Systems resilience in home care for older adults: A human factors perspective
Home care support for older adults in England is not ready for the challenges and pressures an ageing population is placing on society. Home care services provide practical care support with assessed eligible activities of daily living. It is primarily outsourced by local authorities to the private sector using a ‘time and task’ commissioning model limited to client contact time. Workforce turnover and vacancy rates are the highest in the health and social care sector, and home care workers are amongst the lowest paid occupation in England.
This PhD uses a Human Factors Ergonomics (HFE) systems approach to answer the research question; ‘What are the factors that challenge the quality and safety standards of local authority commissioned home care?’ Three empirical studies were conducted with participants working in adult social care and the home care sector using a mixed methods research design and two HFE theoretical frameworks; Systems Engineering Initiative for Patient Safety (SEIPS 2.0) and Concepts for the Application for Resilience Engineering Quality Improvement (CARE QI). SEIPS 2.0 was used to identify work system barriers and facilitators which shape work performance and care outcomes. CARE QI was used to describe the misalignments between work-as-imagined demand and capacities to promote understanding of the adaptations these gaps trigger at the point of care delivery (work-as-done).

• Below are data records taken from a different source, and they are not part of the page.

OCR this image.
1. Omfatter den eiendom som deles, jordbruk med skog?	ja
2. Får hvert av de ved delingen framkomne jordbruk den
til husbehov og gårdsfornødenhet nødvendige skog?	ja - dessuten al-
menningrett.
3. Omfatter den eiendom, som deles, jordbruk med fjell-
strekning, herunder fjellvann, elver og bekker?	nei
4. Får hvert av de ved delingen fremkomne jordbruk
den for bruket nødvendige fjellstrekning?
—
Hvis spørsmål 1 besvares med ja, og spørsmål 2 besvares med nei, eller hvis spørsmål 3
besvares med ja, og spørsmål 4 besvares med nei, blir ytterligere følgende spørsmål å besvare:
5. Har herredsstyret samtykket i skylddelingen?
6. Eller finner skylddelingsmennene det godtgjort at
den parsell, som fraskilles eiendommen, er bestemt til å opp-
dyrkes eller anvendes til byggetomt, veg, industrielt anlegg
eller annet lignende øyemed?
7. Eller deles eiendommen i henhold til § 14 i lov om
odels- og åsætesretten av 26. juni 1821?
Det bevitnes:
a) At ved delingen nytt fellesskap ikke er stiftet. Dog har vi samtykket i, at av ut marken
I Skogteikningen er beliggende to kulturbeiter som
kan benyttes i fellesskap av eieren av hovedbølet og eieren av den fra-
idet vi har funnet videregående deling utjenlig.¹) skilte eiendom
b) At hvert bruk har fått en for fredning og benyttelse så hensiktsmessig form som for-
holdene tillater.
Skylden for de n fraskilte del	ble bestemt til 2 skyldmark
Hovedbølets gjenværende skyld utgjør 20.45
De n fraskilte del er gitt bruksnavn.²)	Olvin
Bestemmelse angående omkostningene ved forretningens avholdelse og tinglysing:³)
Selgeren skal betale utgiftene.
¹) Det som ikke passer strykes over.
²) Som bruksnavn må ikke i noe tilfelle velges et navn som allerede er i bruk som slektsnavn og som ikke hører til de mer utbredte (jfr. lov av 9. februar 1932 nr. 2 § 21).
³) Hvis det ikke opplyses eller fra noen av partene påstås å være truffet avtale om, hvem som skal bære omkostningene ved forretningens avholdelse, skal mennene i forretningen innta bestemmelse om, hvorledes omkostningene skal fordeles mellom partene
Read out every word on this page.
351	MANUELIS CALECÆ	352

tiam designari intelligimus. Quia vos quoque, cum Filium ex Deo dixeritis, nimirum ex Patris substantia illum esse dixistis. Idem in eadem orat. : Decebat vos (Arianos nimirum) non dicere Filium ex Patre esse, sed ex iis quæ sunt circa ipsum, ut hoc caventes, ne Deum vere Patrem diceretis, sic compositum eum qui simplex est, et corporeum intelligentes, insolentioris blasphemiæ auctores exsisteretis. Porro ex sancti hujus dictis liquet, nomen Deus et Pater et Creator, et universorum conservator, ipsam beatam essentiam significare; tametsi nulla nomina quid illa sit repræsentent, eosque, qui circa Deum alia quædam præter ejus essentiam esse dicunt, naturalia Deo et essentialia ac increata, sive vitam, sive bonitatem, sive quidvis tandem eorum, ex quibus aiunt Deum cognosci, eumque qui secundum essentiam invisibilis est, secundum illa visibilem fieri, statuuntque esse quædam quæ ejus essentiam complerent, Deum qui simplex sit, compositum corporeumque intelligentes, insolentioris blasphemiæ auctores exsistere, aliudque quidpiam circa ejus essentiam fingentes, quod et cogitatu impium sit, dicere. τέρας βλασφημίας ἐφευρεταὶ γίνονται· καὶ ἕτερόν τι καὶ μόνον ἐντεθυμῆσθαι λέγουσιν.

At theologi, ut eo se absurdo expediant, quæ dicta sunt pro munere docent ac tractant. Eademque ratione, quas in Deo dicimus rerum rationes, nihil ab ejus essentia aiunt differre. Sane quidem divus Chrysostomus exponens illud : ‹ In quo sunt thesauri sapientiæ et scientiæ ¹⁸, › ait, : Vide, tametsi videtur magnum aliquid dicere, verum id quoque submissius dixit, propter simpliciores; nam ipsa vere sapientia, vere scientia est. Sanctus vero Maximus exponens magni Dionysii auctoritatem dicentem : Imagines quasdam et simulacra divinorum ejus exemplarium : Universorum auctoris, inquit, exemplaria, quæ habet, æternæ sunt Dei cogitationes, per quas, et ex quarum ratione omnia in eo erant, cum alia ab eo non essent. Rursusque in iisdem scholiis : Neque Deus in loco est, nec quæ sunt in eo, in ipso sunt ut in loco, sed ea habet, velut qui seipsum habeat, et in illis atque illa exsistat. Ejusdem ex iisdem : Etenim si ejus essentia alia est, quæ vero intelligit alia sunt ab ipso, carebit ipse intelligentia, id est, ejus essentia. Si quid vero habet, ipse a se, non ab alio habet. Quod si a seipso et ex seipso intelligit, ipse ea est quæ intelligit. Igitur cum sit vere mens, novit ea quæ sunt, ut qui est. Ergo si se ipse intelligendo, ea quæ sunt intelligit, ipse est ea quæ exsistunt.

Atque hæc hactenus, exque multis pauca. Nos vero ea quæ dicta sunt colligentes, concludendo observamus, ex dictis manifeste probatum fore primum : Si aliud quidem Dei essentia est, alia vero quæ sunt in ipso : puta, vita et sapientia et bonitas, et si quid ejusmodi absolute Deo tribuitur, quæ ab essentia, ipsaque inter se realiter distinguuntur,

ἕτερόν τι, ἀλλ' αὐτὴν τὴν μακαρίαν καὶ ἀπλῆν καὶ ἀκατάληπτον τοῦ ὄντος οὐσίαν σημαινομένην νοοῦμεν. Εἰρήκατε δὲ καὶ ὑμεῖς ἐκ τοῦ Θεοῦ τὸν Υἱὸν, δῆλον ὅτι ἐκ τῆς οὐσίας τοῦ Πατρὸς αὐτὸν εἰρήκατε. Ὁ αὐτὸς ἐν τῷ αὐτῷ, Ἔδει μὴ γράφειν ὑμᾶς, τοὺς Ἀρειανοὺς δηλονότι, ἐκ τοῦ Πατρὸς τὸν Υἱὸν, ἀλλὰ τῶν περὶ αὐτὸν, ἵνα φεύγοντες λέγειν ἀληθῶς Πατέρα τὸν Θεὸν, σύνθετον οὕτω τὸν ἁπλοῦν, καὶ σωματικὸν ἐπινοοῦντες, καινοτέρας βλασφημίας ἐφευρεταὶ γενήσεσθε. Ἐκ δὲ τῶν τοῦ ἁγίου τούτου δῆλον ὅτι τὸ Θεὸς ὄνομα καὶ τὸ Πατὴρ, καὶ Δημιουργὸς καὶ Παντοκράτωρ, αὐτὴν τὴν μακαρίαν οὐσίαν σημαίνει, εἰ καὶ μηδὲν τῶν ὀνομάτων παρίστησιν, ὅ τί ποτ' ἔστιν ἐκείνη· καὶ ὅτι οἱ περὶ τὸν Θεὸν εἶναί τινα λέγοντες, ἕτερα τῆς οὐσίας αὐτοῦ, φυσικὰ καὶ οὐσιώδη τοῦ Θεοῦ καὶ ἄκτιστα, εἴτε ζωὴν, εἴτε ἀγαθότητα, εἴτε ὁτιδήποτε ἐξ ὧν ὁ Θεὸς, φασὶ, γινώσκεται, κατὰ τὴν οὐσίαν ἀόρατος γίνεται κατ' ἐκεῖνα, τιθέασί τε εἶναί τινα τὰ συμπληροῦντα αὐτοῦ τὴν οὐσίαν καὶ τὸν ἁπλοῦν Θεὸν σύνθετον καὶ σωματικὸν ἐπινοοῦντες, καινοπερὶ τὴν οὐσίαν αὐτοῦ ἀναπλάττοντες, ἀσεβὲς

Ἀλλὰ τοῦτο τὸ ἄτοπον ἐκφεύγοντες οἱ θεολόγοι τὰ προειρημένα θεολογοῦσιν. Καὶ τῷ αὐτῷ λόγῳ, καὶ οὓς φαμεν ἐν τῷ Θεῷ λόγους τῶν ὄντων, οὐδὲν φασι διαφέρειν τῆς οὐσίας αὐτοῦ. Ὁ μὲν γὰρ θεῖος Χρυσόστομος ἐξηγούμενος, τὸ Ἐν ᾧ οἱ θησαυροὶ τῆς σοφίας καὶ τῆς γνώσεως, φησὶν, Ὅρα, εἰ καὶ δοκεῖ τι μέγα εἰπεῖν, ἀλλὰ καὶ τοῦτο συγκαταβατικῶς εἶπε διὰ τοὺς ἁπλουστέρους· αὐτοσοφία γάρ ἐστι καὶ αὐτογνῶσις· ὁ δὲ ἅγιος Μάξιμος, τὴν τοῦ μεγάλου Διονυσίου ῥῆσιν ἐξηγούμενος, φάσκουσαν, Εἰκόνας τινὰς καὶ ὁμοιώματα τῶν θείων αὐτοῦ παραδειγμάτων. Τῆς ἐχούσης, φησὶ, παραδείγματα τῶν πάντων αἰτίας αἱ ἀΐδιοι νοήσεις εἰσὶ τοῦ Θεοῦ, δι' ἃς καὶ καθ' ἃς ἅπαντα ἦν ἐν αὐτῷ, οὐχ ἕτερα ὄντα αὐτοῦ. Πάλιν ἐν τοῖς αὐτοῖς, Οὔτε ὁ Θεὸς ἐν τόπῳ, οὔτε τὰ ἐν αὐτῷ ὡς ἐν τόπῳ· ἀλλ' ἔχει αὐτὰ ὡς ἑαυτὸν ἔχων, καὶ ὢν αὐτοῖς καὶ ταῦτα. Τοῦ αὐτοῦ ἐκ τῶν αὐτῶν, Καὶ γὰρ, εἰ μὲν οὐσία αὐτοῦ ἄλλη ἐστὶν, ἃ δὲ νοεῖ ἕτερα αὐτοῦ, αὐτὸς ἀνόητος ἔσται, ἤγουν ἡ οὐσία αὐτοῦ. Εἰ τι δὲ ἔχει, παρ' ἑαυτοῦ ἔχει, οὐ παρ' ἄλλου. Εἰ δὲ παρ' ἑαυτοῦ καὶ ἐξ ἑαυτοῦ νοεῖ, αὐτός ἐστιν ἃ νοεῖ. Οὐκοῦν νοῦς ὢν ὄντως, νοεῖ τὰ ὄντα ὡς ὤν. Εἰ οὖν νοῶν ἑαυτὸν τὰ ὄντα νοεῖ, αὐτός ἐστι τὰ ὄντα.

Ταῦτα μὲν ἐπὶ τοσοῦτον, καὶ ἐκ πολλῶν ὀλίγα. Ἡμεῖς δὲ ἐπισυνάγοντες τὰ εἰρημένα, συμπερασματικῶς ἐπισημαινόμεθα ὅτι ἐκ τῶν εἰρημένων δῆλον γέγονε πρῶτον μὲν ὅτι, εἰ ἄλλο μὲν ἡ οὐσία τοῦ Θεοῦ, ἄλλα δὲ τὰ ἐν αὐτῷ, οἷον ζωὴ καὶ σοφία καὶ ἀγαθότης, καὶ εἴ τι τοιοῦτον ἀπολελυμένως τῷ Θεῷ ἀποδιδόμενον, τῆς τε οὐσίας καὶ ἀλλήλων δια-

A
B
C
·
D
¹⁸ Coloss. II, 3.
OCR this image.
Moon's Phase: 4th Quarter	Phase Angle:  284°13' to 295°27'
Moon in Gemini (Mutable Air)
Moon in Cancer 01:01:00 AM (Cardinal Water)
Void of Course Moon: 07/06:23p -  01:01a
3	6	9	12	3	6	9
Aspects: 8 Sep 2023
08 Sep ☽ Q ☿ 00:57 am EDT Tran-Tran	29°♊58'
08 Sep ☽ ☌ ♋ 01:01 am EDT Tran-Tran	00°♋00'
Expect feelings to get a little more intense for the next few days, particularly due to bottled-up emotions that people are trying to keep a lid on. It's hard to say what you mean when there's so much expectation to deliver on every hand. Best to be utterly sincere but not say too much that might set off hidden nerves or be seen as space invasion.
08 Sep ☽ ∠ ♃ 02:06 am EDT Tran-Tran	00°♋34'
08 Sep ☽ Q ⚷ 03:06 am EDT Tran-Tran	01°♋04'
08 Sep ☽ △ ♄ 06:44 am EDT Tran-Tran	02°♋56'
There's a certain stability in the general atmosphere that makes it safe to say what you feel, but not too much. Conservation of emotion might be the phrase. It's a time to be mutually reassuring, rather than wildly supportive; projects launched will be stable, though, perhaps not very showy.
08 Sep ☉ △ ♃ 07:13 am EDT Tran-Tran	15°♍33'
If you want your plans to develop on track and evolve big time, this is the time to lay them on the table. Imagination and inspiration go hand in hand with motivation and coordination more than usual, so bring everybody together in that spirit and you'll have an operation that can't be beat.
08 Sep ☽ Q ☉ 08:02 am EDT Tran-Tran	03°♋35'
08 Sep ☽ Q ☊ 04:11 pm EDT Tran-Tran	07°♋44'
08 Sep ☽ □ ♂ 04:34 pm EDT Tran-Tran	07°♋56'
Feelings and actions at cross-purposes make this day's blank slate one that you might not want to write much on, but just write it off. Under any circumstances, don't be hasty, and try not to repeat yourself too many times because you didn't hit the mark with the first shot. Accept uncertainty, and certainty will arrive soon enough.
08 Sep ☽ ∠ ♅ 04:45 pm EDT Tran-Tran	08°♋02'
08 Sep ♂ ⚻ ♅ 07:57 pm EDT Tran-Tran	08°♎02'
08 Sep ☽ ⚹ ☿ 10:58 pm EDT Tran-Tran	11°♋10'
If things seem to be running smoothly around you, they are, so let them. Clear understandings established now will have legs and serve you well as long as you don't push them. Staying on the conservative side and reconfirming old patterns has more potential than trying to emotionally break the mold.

The results show that time factors trigger resilience adaptability behaviours. These occur as frequent modifications to care support processes and tasks due to misalignments between commissioning arrangements (demand) and work organisation policies and practices (capacities). Analysis of the work-system identified five key performance shaping factors impacting care quality and safety outcomes; time factors, job design, inequality, organisational practices and resilience behaviours. These are all traceable to the commissioning arrangement ‘time and task’ model.
History
School
- Design and Creative Arts
Department
- Design
Publisher
Loughborough UniversityRights holder
© Janice E. HealeyPublication date
2022Notes
A Doctoral Thesis. Submitted in partial fulfilment of the requirements for the award of the degree of Doctor of Philosophy of Loughborough University.Language
- en
Supervisor(s)
Sue Hignett ; Diane GyiQualification name
- PhD
Qualification level
- Doctoral
This submission includes a signed certificate in addition to the thesis file(s)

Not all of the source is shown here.